Case ID: ala_231/html/0080-01.html
Source: Caselaw Access Project
Author: {"author": "\n      BROWN, Justice.", "license": "Public Domain", "url": "https://static.case.law/"}
Date Created: 2024-08-24T03:29:51.129683

163 So. 609
    WHITE et al. v. SOWELL.
    7 Div. 324.
    Oct. 17, 1935.
    
      Reed & Reed, of Centre, for appellants.
    Irby Keener, of Centre, and W. T. Murphree, of Gadsden, for appellee.
   BROWN, Justice.

This is an action of assumpsit by the payee of a promissory note against the administrators de bonis non of the estate of one of the makers, C. N. Lowe, the other maker being J. R. Lowe & Co., not here sued.

The defendants pleaded the general issue and special pleas 2, 3, and 4.

Plea 2 avers that the note sued on is barred by the statute of nonclaim “because the same was not presented within 12 months after the grant of letters of administration, by filing the same or a statement thereof in the office of the Judge of Probate of Cherokee County, Alabama, in which office letters of administration were granted, and having the same docketed with a note of the time of such presentation, properly verified by the oath of plaintiff, or by some other person having knowledge of the correctness of the claim, stating the amount claimed is justly due or to become due after allowing all proper credits.” (Italics supplied.)

Plea 3 asserts that the claim was'barred “because such note or claim was not presented to the administrator of the estate of C. N. Lowe within 12 months after the grant of, letters of administration verified by oath of the plaintiff or some other person having knowledge of the correctness of the said claim and that the amount claimed is justly due or to become due after allowing all proper credits.” (Italics supplied.)

Plea 4 asserts the bar of the statute “because the same (the note or claim sued on) was not presented to the administrator of the estate of C. N. Lowe, deceased, within 12 months after the grant of letters of administration on his estate duly verified by the claimant or some other person having knowledge of the correctness of the claim * * * and that the amount claimed is justly due or to become due after allowing all proper credits.” (Italics supplied.)

The plaintiff, without testing the sufficiency of these special pleas, and without taking issue thereon, interposed a special replication, averring “that the note sued on was presented to the administrators of the estate of C. N. Lowe within twelve months after the grant of letters of administration on said estate, and said administrators acknowledged the correctness of said claim and made two payments on said note as such administrators.”

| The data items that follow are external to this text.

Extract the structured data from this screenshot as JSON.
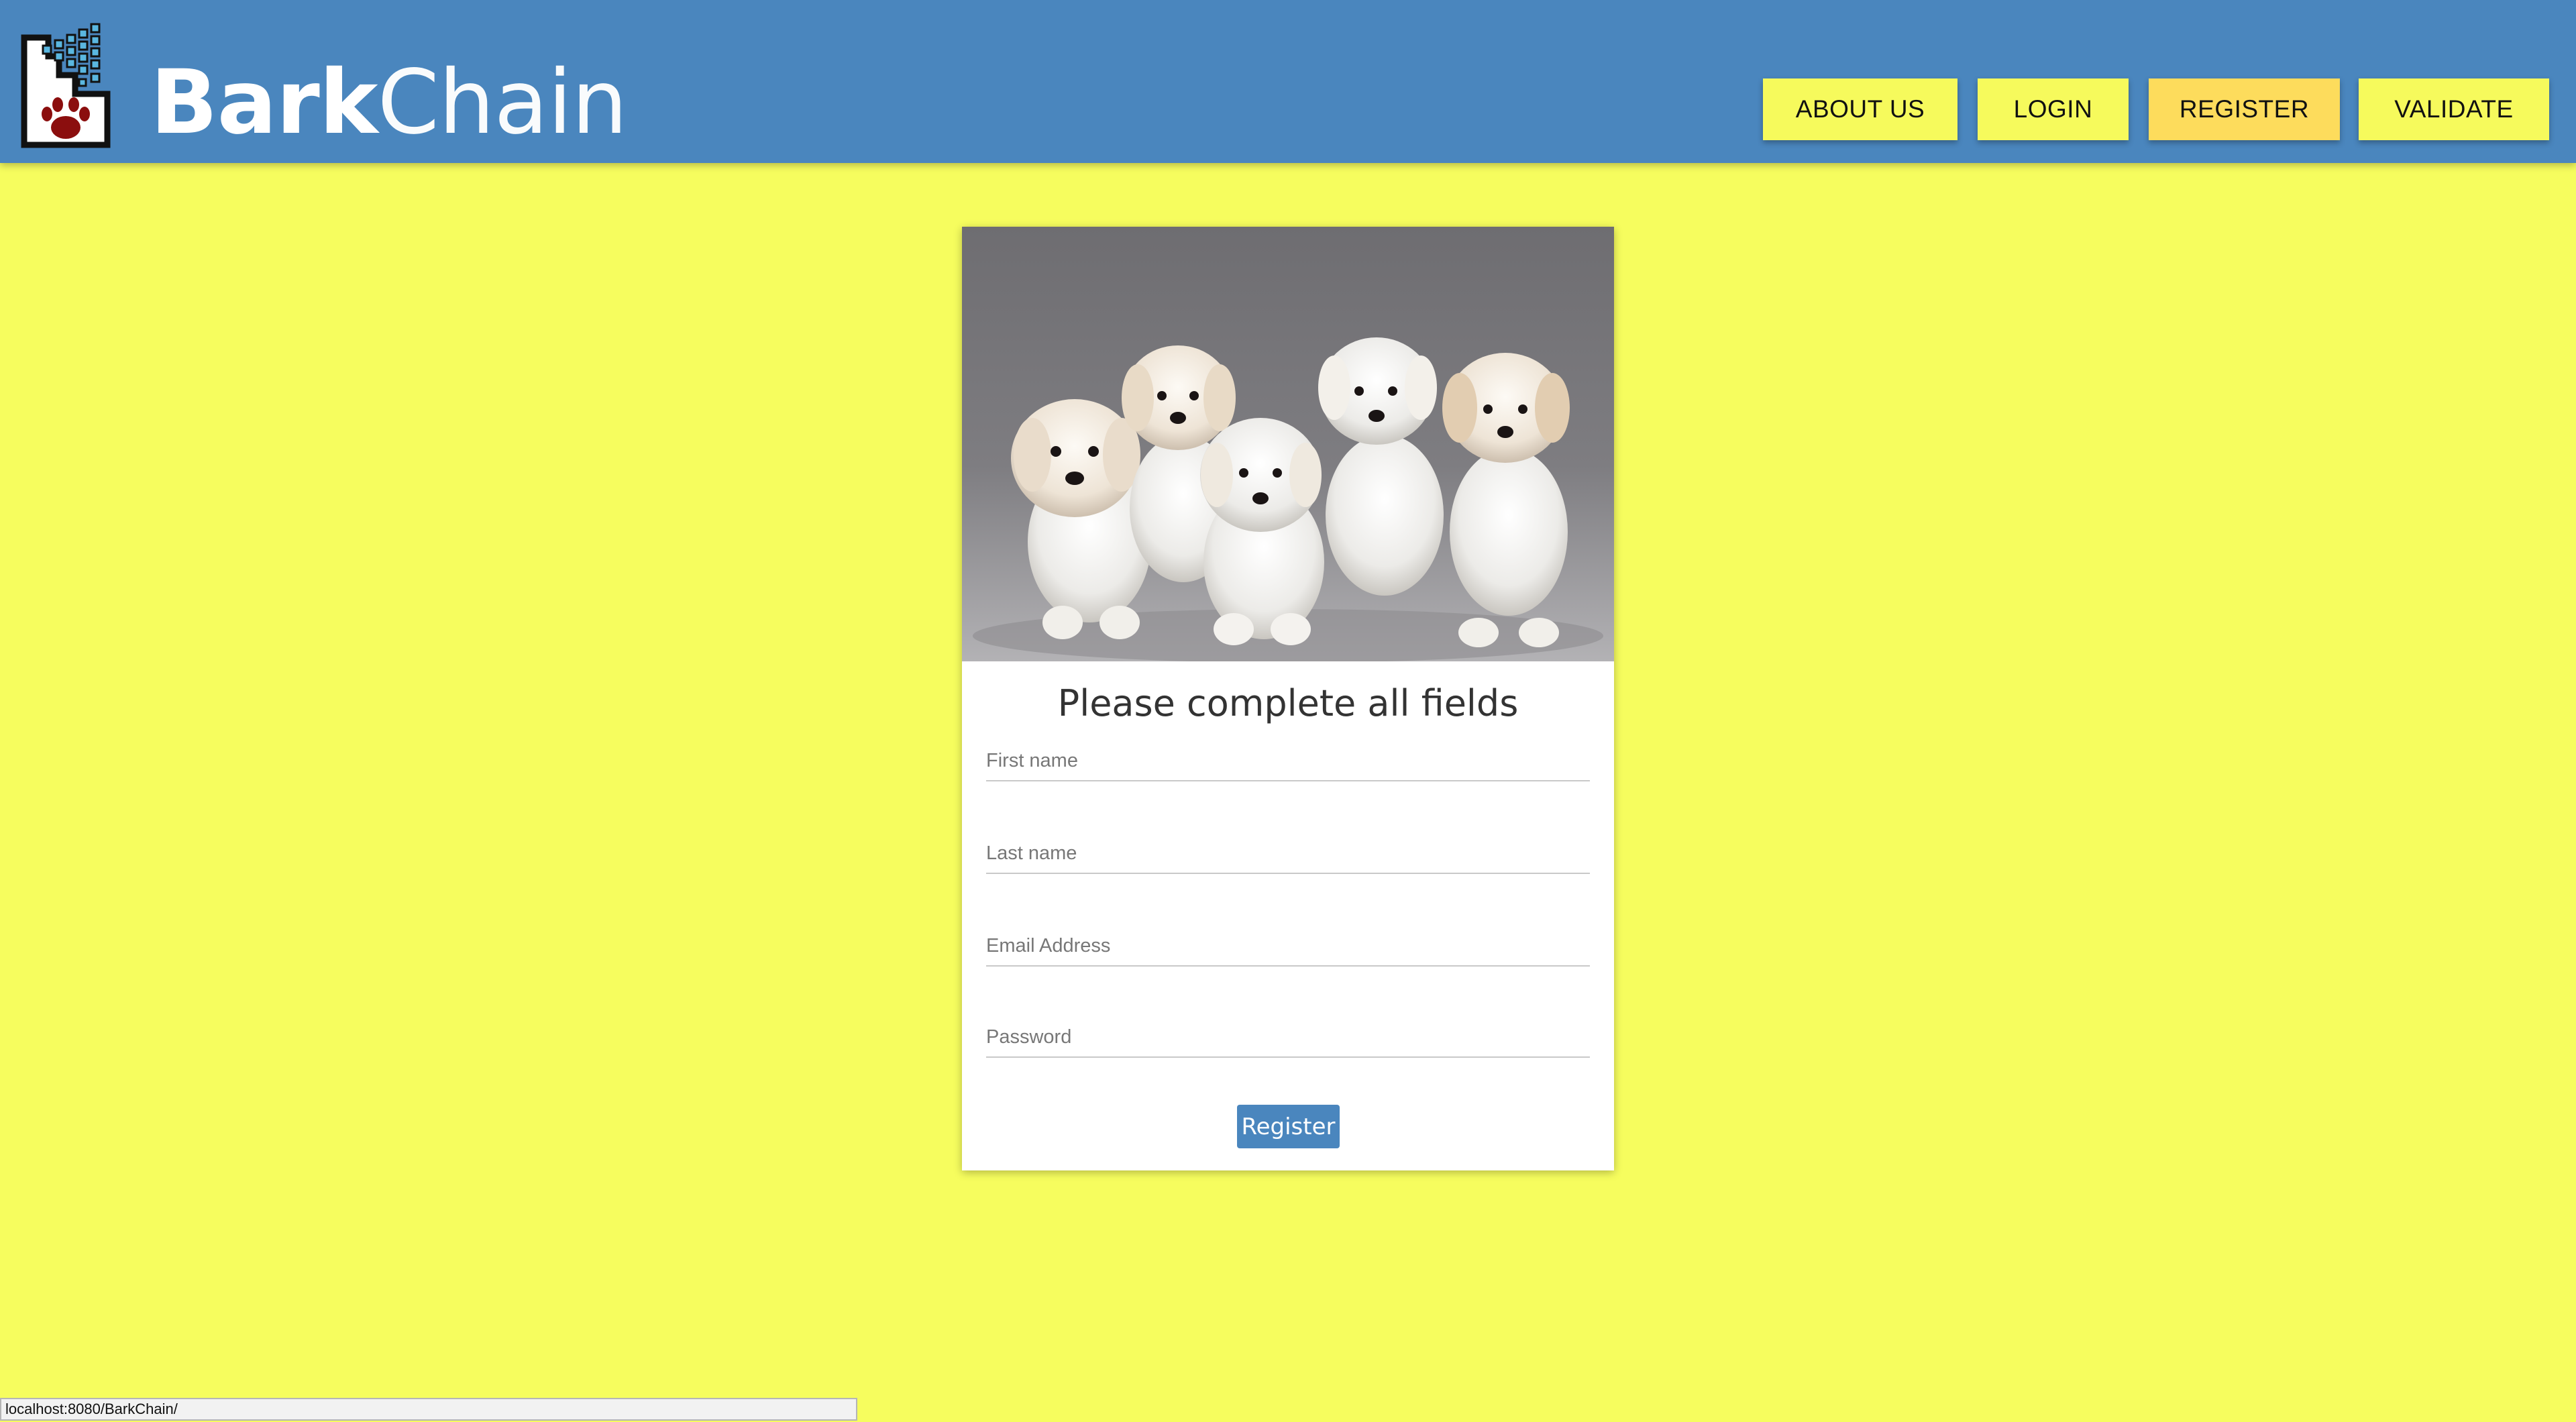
{
  "header": {
    "brand_bold": "Bark",
    "brand_light": "Chain",
    "nav": {
      "about": "ABOUT US",
      "login": "LOGIN",
      "register": "REGISTER",
      "validate": "VALIDATE"
    },
    "active_nav": "register"
  },
  "form": {
    "title": "Please complete all fields",
    "first_name_placeholder": "First name",
    "last_name_placeholder": "Last name",
    "email_placeholder": "Email Address",
    "password_placeholder": "Password",
    "submit_label": "Register"
  },
  "status_bar": {
    "url": "localhost:8080/BarkChain/"
  },
  "colors": {
    "page_background": "#f6fd5e",
    "header_background": "#4a86be",
    "nav_button": "#f6fa5c",
    "nav_button_active": "#fddc5c",
    "accent": "#4a86be",
    "paw": "#8b0e0e"
  },
  "icons": {
    "logo": "blockchain-paw-logo"
  }
}
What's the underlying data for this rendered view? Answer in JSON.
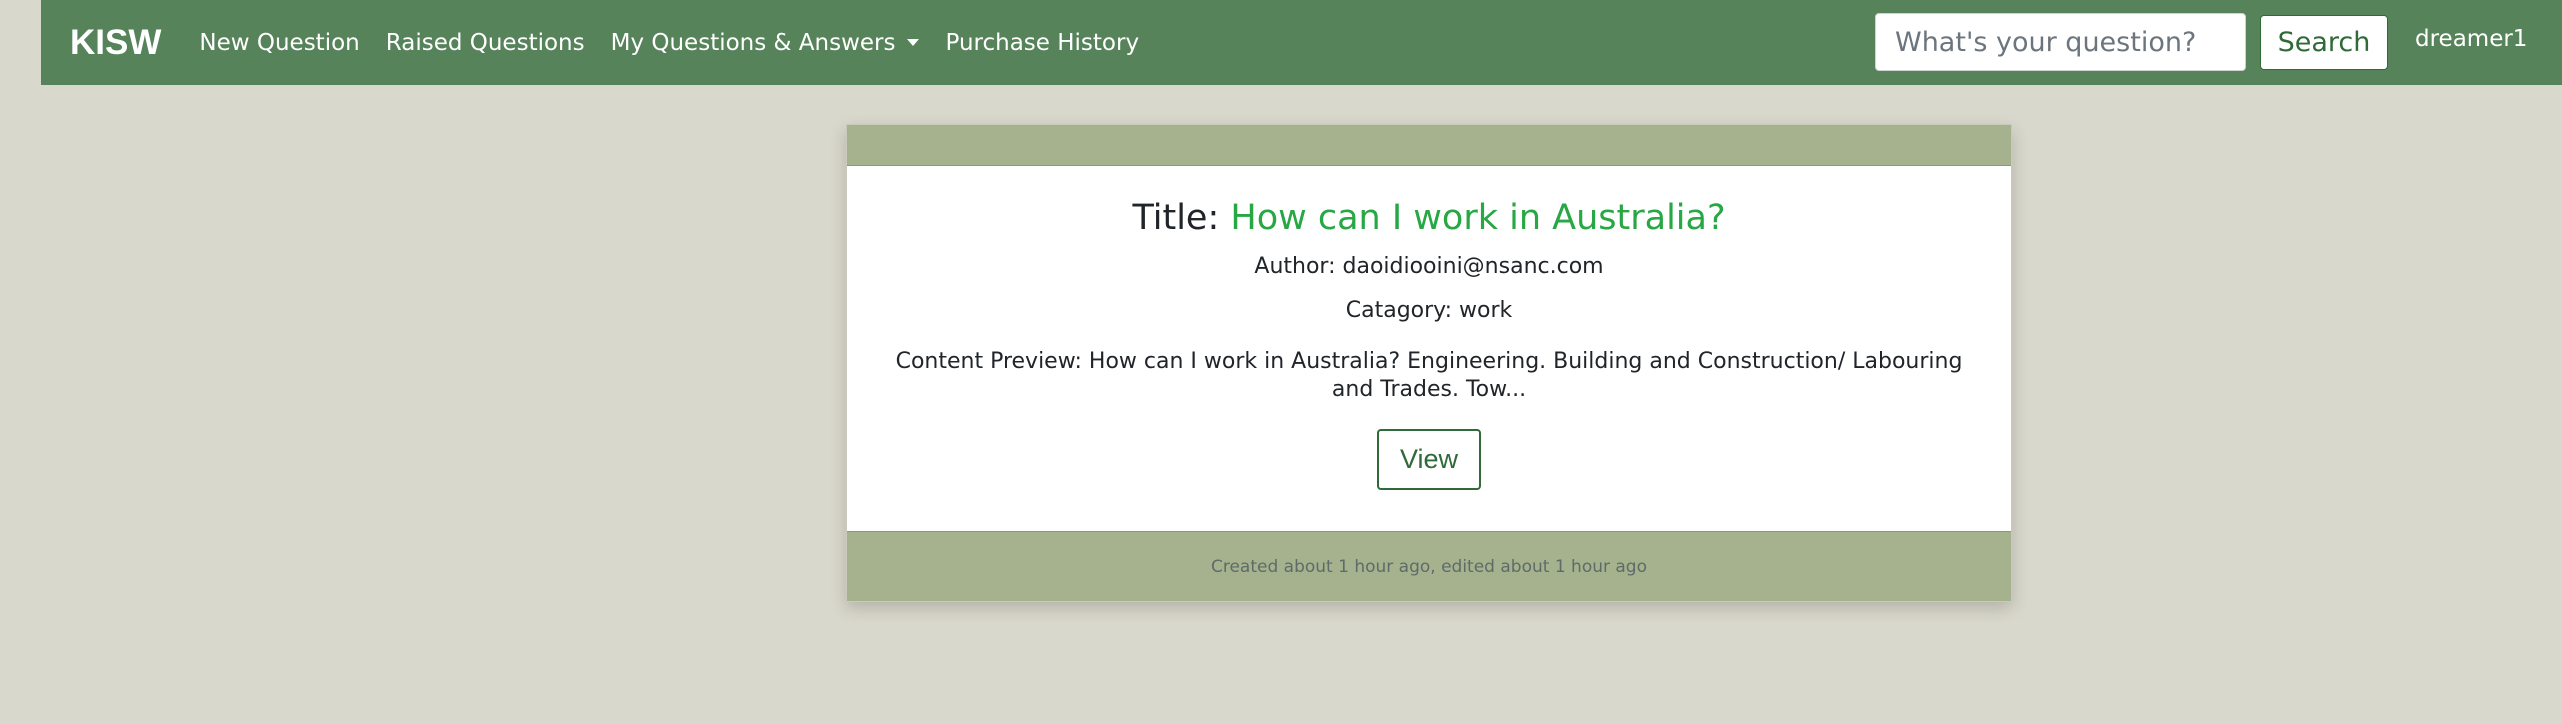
{
  "navbar": {
    "brand": "KISW",
    "links": [
      {
        "label": "New Question"
      },
      {
        "label": "Raised Questions"
      },
      {
        "label": "My Questions & Answers"
      },
      {
        "label": "Purchase History"
      }
    ],
    "search": {
      "placeholder": "What's your question?",
      "button_label": "Search"
    },
    "user": "dreamer1"
  },
  "card": {
    "title_label": "Title: ",
    "title_value": "How can I work in Australia?",
    "author": "Author: daoidiooini@nsanc.com",
    "category": "Catagory: work",
    "preview": "Content Preview: How can I work in Australia? Engineering. Building and Construction/ Labouring and Trades. Tow...",
    "view_label": "View",
    "footer": "Created about 1 hour ago, edited about 1 hour ago"
  },
  "colors": {
    "navbar": "#56835a",
    "card_band": "#a5b28d",
    "title_accent": "#28a745",
    "page_background": "#d9d8cc"
  }
}
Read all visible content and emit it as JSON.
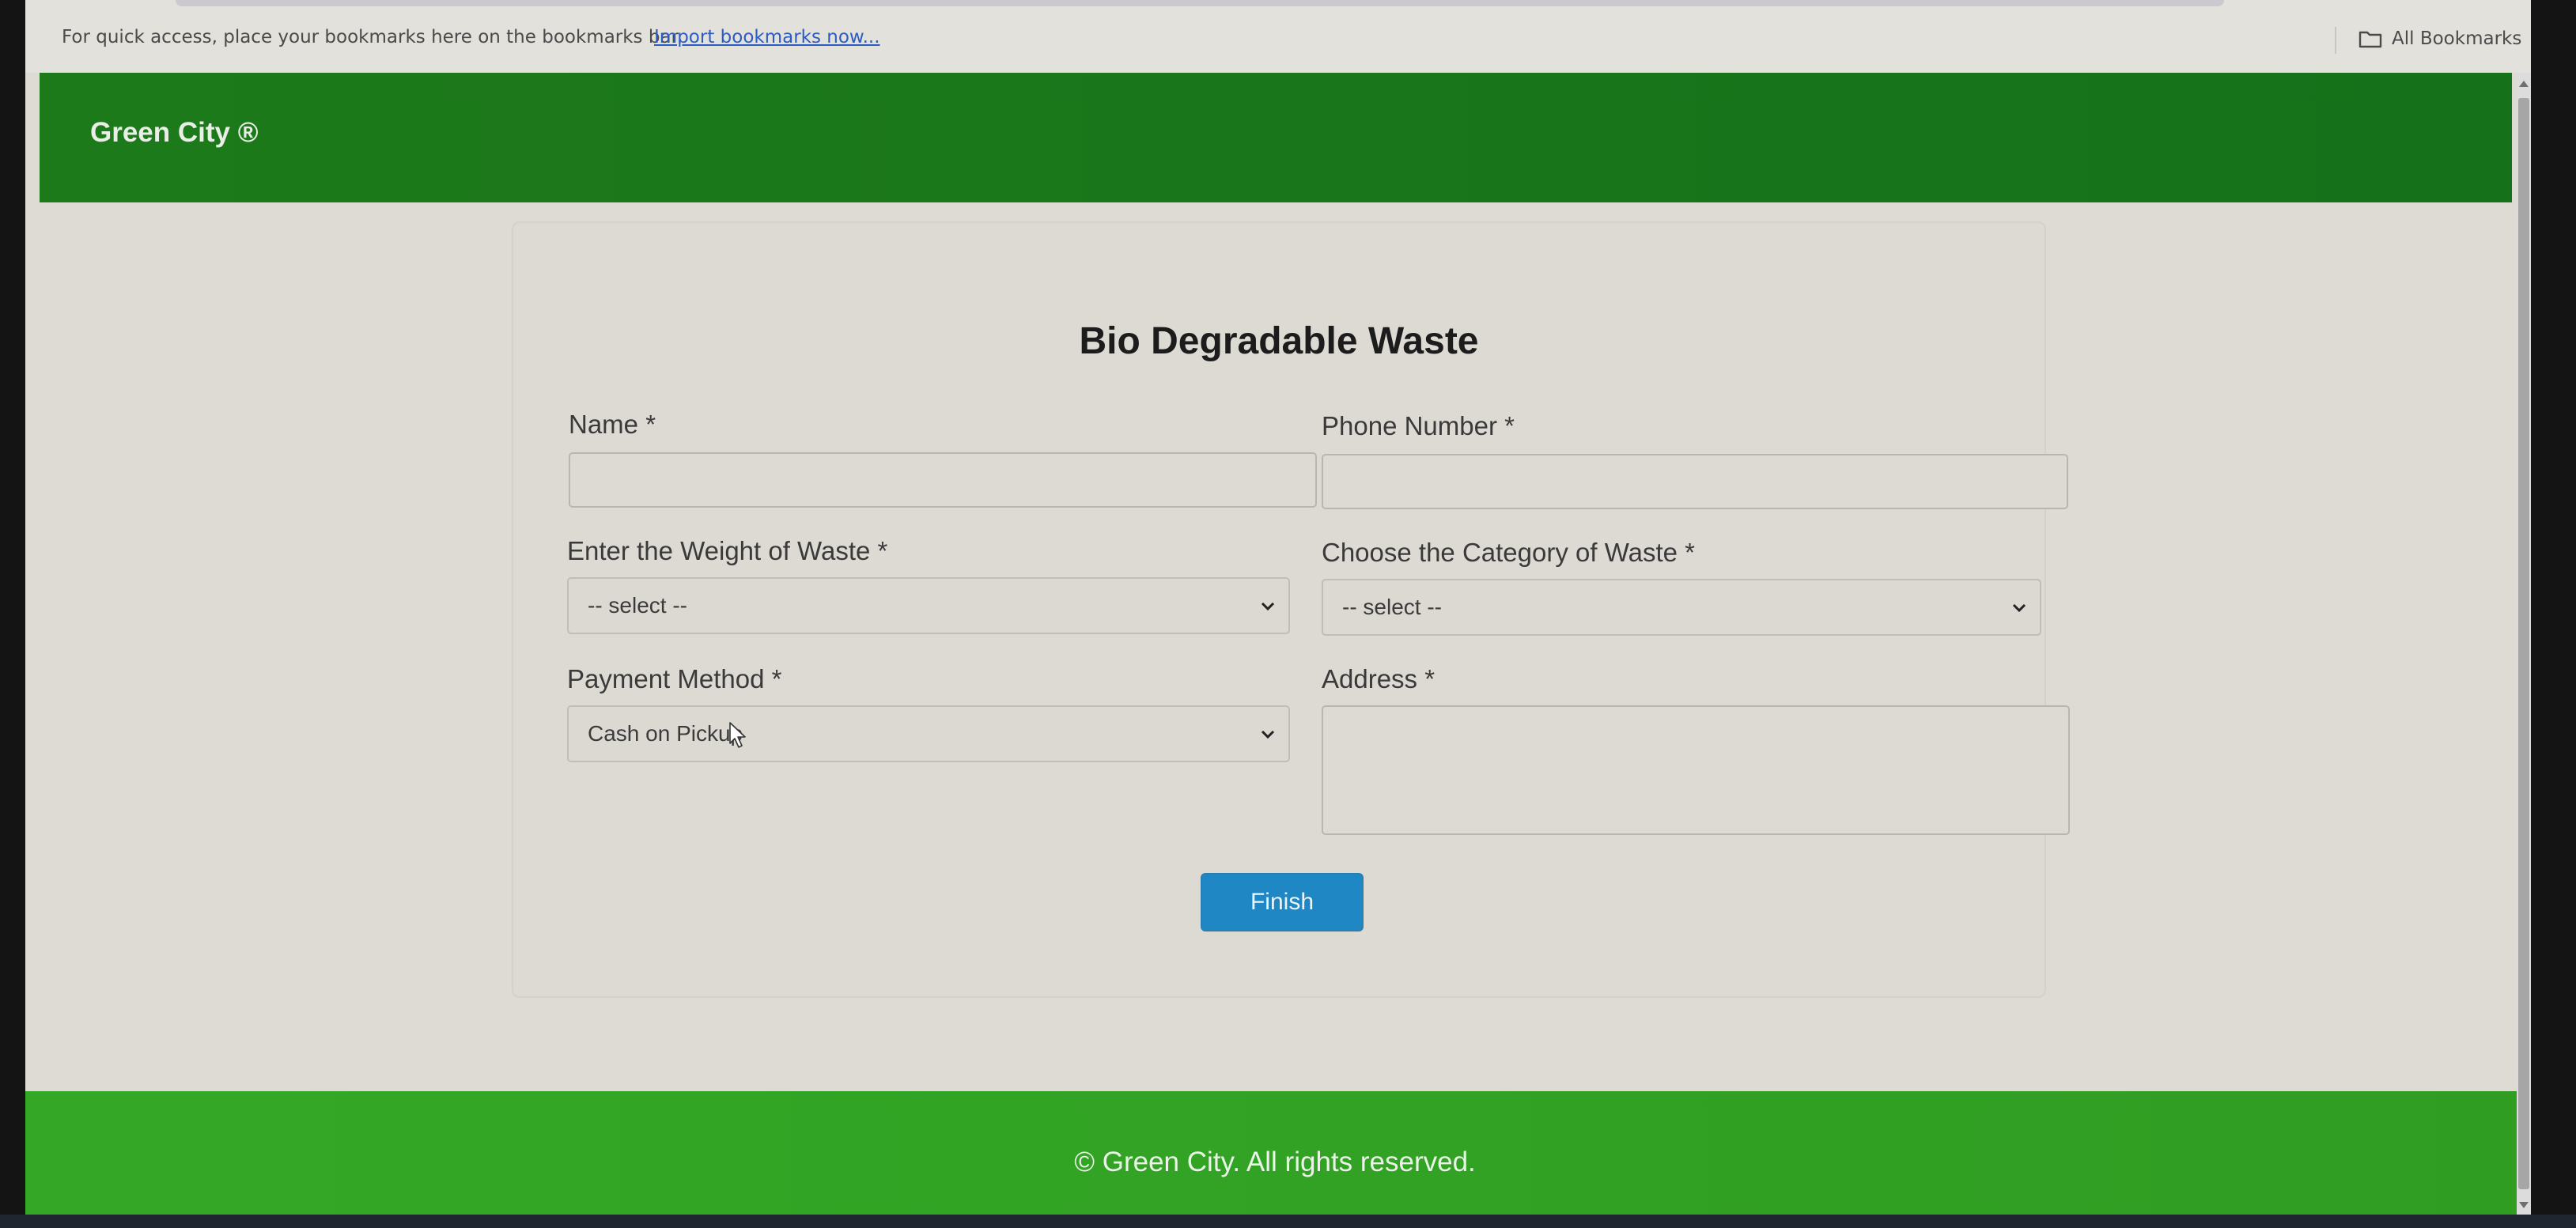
{
  "browser": {
    "bookmarks_hint": "For quick access, place your bookmarks here on the bookmarks bar.",
    "import_link": "Import bookmarks now...",
    "all_bookmarks": "All Bookmarks"
  },
  "header": {
    "brand": "Green City ®"
  },
  "form": {
    "title": "Bio Degradable Waste",
    "name_label": "Name *",
    "name_value": "",
    "phone_label": "Phone Number *",
    "phone_value": "",
    "weight_label": "Enter the Weight of Waste *",
    "weight_selected": "-- select --",
    "category_label": "Choose the Category of Waste *",
    "category_selected": "-- select --",
    "payment_label": "Payment Method *",
    "payment_selected": "Cash on Pickup",
    "address_label": "Address *",
    "address_value": "",
    "finish_label": "Finish"
  },
  "footer": {
    "copyright": "© Green City. All rights reserved."
  },
  "colors": {
    "header_green": "#1d7a1a",
    "footer_green": "#34a826",
    "button_blue": "#1f88c4",
    "page_bg": "#dedbd4"
  }
}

The defendants’ demurrers to their replication were overruled, and issue was joined on the plea of the general issue and the special replication, and the case submitted to the jury, resulting in a verdict for the plaintiff.

There is no conflict in the evidence as to the existence of the indebtedness due from C. N. Lowe to the plaintiff, as evidenced by the note, and the question litigated is whether or not a presentation of the claim to the personal representative of Lowe within the period prescribed by the statute without verification was efficacious to prevent a bar by the statute of nonclaim, a question of law raised by the demurrers to the special replication, and whether or not such presentation was made, a question of fact, under the evidence, for the jury.

The question is governed by the provisions of section 5818 of the Code, in force at the time of the alleged presentation, and not by the act of 1931 (Acts 1931, p. 837), amendatory of said section. That act did not become effective until January 1, 1932.

The question of law was settled adversely to appellants in Rosser v. Sanders et al., 219 Ala. 327, 122 So. 340, where it was held that “when presentation is made directly to decedent’s personal representative no verification is required.”

The sufficiency of the replication is to be judged by its averment of fact and not its characterization by the pleader. Ragsdale v. Kinney, 119 Ala. 454, 24 So. 443; Indemnity Co. of America v. Bollas, 223 Ala. 239, 135 So. 174. The demurrers to the replication were correctly overruled.

It was not essential to an efficacious presentation that the personal representative “acknowledge the correctness of the claim”; nevertheless the plaintiff’ so averred in her replication, and it was not error for the court to charge the jury in the oral charge in the terms of the pleadings.

The exceptions to the oral charge are therefore without merit; nor was error committed in giving charge 1 requested by the plaintiff.

Charges 3 and 4, requested by the defendants, were properly refused. The evidence made a case for the jury, and there was in fact no issue of waiver; therefore charge 4 was abstract.

The defendants’ given charge as applied to the evidence fully stated the law of the case.

We do not feel warranted in disturbing the court’s ruling on the motion for a new trial.

Affirmed.

ANDERSON, C. J., and THOMAS and KNIGHT, JJ., concur.